Frank Beckmann’s first radio calls on WJR were ones of the Detroit Tigers replacement players in spring training of 1995. While his partner Larry Sorensen was finishing up his duties at WDFN-AM, Beckmann shared the booth with following names that are synonymous with Tigers broadcasting history. George Kell, Jim Price and Ernie Harwell. He made sure in an article in March 1995 he thanked Harwell for his help in transiting to baseball.
Frank Beckmann entertained fans during a Detroit Tigers dry spell
After a few seasons in the booth, Beckmann and Harwell switched as Harwell went back into the radio booth in 1999 and Beckmann was doing games for UPN Channel 50. This schedule allowed him to spend more time with his family. As a fan, the late ’90s Tigers teams by the middle of the summer seemly seemed out of contention already, but Beckmann, with his energetic and booming voice, was always consistent, even if the Tigers rosters then were not.

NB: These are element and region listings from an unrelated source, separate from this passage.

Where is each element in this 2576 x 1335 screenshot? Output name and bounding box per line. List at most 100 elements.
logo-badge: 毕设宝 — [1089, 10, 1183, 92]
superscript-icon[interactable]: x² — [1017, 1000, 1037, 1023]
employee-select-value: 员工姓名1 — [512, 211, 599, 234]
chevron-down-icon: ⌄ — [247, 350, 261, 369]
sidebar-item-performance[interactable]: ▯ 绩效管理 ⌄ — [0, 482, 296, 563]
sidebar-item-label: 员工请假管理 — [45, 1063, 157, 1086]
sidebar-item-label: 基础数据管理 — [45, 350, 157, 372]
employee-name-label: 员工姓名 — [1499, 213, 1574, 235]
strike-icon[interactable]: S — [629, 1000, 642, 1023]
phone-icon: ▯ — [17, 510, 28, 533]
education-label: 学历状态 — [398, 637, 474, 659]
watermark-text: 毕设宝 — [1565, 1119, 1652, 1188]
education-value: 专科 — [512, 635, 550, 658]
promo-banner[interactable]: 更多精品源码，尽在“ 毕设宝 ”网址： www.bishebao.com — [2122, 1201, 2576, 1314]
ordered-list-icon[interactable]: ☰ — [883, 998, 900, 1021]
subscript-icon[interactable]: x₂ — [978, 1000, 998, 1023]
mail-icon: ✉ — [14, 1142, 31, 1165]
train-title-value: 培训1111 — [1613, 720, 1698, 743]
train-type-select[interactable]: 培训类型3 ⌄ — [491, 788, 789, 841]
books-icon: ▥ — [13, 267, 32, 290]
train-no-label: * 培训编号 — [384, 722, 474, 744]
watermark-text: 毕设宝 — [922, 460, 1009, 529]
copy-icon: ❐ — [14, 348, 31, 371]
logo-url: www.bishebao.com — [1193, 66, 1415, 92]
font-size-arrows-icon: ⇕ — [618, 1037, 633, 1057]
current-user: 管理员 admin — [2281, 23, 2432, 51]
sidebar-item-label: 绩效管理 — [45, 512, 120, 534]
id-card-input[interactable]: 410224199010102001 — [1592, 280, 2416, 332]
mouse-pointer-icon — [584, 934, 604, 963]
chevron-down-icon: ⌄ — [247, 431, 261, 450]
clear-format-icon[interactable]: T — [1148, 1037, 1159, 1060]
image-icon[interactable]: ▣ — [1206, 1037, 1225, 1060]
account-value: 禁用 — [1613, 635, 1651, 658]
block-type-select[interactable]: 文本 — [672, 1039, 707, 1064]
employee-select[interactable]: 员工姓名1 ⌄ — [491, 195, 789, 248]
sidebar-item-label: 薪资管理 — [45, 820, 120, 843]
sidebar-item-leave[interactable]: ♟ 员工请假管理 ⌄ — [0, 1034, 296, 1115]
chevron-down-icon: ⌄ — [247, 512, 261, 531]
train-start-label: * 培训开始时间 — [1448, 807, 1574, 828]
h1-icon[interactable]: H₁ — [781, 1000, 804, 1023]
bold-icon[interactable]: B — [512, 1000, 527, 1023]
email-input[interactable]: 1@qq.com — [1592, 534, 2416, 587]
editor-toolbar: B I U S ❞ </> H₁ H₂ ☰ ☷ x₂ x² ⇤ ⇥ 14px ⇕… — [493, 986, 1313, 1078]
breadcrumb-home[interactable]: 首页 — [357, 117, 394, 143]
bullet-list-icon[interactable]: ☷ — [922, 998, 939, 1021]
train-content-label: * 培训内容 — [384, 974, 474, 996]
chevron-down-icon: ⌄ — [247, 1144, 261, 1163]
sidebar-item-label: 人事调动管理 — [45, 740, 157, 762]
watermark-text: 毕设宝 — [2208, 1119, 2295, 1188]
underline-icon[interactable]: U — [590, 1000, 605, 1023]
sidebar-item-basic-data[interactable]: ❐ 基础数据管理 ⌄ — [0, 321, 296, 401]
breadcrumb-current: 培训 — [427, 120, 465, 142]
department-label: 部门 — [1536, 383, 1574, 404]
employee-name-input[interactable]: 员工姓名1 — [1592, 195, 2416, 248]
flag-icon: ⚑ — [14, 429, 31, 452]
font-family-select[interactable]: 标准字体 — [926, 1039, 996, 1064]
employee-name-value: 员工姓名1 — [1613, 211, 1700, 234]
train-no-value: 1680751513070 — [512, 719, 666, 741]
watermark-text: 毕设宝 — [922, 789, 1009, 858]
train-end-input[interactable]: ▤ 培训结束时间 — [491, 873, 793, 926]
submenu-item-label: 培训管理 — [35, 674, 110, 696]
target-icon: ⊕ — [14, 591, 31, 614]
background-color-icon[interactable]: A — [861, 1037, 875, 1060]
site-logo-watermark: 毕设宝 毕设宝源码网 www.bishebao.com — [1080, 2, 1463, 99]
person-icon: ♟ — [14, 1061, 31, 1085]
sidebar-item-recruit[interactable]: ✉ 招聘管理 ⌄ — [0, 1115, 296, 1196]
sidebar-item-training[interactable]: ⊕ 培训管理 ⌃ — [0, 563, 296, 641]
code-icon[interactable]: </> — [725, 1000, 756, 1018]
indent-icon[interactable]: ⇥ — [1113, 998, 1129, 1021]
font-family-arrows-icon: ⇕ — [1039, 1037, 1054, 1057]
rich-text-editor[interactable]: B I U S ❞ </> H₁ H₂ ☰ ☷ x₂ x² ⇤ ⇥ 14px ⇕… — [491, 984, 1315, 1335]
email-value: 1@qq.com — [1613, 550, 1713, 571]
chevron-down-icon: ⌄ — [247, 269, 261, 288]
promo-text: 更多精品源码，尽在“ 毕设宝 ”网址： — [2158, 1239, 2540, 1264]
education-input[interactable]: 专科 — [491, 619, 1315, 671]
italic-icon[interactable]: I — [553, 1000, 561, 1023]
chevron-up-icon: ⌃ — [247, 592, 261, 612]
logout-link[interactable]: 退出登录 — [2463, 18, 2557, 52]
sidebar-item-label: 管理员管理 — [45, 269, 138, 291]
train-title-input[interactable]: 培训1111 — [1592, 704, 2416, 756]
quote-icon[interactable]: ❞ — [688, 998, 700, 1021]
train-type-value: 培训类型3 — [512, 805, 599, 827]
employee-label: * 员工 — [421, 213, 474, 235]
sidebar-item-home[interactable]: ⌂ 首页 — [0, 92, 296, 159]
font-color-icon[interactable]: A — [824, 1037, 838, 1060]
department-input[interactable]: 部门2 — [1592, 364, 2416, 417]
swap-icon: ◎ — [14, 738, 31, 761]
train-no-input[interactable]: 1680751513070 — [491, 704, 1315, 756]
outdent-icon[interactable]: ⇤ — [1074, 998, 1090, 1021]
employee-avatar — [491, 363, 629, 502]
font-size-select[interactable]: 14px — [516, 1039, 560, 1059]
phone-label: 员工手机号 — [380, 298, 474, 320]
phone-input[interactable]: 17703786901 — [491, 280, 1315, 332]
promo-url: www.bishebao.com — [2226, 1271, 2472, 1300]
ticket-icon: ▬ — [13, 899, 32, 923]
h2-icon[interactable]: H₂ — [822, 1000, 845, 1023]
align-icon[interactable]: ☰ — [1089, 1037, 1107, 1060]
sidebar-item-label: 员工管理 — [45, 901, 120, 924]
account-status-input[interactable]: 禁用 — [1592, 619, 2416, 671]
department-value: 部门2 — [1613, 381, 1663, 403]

He called the last seasons of Lou Whitaker, Alan Trammell and Kirk Gibson. He saw the rise of players like Travis Fryman, Bobby Higginson and Tony Clark and Justin Thompson. We witness one of the most historical broadcasting booths of all time with Beckmann, Ray Lane, and George Kell in the booth at the final game of Tiger Stadium on September 27th, 1999.
His call of the Robert Fick grand slam, the last hit at Tiger Stadium, is one for the ages.
When the Saturday transition of watching Michigan football with my brothers on Saturdays went away, he was there, on the radio waves as we were outside raking leaves or hearing his voice on the way to Michigan football games. Everyone has their first memories of hearing his voice, but for a Tigers’ fan in the 90s, he holds a special place in my memories.
It is easy to remember the wins and losses of those Tigers teams from 1995 to 2002 because of the internet, thanks to Baseball-Reference, but having the individual memories of Beckmann’s calls on the radio and TV made it unique.
While everyone was becoming Atlanta Braves fans here locally because of their success and Taylor, Michigan native Steve Avery on those teams, I wore my Tigers’ gear with pride and passion. No matter the role Frank Beckmann had in the broadcasting booth, that’s how I will remember him, with pride in his craft and passion for his career.